What about step 3, subordinating everything else to the decisions about how to exploit the constraint? Will Kelly seems to think this no longer applies in a DevOps environment - and it seems he’s shifted from adoption to application of DevOps. He talks about iteration being the key - ever improving. That said, I think this is exactly what the focusing steps are about. What is limiting our ability to grow now? How can we adjust our practices and policies now that we see that?

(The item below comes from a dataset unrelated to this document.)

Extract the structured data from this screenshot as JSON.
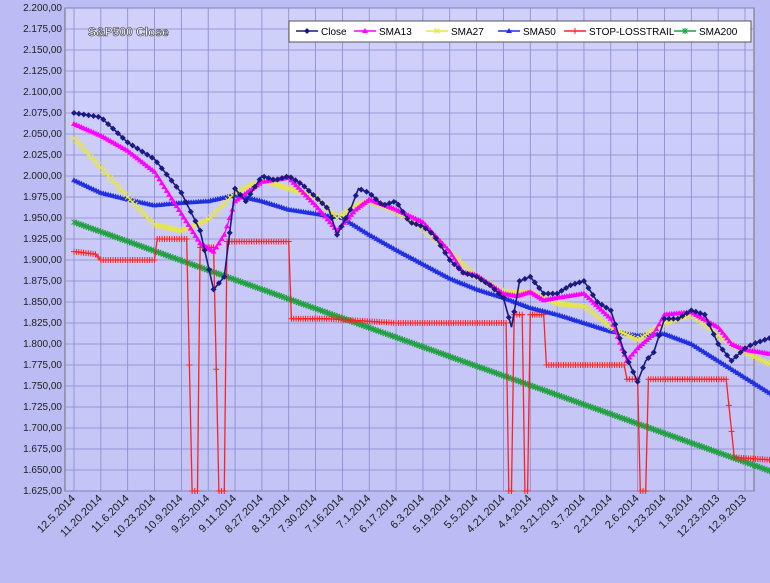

And step 4, Elevate? Many organizations discover that going through the five focusing steps they don’t need to “Elevate the constraint” right away - this often involves spending significant amount of money on people or equipment. Looping through the first steps often uncovers capacity that has been hidden by the ways of working in the system. When that elevate is required, the whole system has to be ready for it - increasing the capability / capacity at the constraint with a significant investment can easily shift the constraint to another part of the overall system. Are we ready for that?
My take is that with successful DevOps implementations the immediate “problem” that DevOps was meant to solve has been successful. That part of the business system is no longer slowing down the business. Looking at the larger business, something else is now the limiting factor - the constraint has shifted. This happens in The Goal where Alex Rogo realizes his plant is now operating faster than the demand from the market. So now the question is how to find ways to get more demand - decide how to exploit the new constraint and operate the plant according to this new way of working.
I’m happy to have a conversation on this one, as there are always many threads of discussion that I didn’t include here. And of course, there are many aspects of what Will Kelly described that may not have been included in the article that inspired this one.